Naaman
169
Le serviteur d’Elisée, Guéhazi, avait eu l’occasion, au cours des
années écoulées, de cultiver l’esprit de renoncement qui caractérisait
son maître. Il put jouir du privilège insigne d’être le porte-bannière
de l’armée de l’Eternel. Les dons les plus précieux du ciel furent
longtemps à sa portée. Et pourtant il s’en détourna, préférant s’assu-
rer des richesses terrestres de mauvais aloi.

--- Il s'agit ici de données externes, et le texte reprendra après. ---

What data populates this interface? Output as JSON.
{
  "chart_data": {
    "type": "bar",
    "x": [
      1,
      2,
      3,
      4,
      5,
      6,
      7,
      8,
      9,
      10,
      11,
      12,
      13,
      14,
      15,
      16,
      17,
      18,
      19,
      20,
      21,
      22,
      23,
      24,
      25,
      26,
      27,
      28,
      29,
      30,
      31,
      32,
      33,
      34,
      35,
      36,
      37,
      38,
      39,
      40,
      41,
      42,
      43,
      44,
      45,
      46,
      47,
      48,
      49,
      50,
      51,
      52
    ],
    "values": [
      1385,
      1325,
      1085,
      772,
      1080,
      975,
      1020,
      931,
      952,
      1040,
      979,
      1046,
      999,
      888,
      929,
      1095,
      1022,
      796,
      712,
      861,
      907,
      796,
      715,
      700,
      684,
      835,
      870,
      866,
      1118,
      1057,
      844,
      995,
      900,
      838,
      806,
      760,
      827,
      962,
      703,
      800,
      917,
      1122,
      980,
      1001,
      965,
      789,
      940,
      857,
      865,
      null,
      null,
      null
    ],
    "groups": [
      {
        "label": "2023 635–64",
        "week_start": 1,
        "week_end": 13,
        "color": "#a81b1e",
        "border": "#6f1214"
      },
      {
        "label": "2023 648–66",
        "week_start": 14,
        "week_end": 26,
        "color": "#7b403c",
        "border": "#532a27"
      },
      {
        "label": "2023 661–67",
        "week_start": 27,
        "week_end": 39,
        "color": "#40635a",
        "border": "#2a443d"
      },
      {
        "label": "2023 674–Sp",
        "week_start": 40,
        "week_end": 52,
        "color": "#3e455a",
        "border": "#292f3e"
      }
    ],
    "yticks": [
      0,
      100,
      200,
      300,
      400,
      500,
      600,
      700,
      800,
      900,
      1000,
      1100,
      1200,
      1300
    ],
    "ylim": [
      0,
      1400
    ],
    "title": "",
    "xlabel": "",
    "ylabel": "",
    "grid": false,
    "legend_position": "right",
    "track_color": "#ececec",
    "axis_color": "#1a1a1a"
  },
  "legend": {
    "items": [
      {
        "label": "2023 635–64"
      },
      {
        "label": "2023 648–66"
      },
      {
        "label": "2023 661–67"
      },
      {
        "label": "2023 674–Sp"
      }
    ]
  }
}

Maintenant donc, poussé
par son amour inavoué du lucre, il céda à une tentation qu’il ne put
maîtriser. “Voici, se dit-il, mon maître a ménagé Naaman, ce Syrien,
en n’acceptant pas de sa main ce qu’il avait apporté. ... Je vais courir
après lui, et j’en obtiendrai quelque chose.” Et “Guéhazi courut après
Naaman”, à l’insu de son maître.
[191]
“Naaman le voyant courir après lui, descendit de son char pour
aller à sa rencontre, et dit : Tout va-t-il bien ?” Alors Guéhazi lui
mentit effrontément : “Mon maître m’envoie te dire : Voici, il vient
d’arriver chez moi deux jeunes gens de la montagne d’Ephraïm,
d’entre les fils des prophètes ; donne pour eux, je te prie, un talent
d’argent et deux vêtements de rechange.” Naaman fut tout heureux
d’accéder à cette requête ; il insista même auprès de Guéhazi pour
qu’il accepte deux talents au lieu d’un seul. Il lui “donna deux habits
de rechange”, et ordonna à ses serviteurs de porter tout cela au
prophète.
Arrivé près de la maison de son maître, Guéhazi renvoya les
serviteurs de Naaman, et cacha le trésor et les vêtements. Puis, il
vint se présenter à Elisée. Pour parer à toute critique, il prononça
un deuxième mensonge. “D’où viens-tu ?” lui demanda le prophète.
Il répondit : “Ton serviteur n’est allé ni d’un côté, ni d’un autre.”
Alors Elisée lui adressa ces paroles sévères : “Mon esprit n’était pas
absent, lorsque cet homme a quitté son char pour venir à ta rencontre.
Est-ce le temps de prendre de l’argent et de prendre des vêtements,
puis des oliviers, des vignes, des brebis, des bœufs, des serviteurs et
des servantes ? La lèpre de Naaman s’attachera à toi et à ta postérité
pour toujours.” Le châtiment qui atteignit le coupable fut instantané.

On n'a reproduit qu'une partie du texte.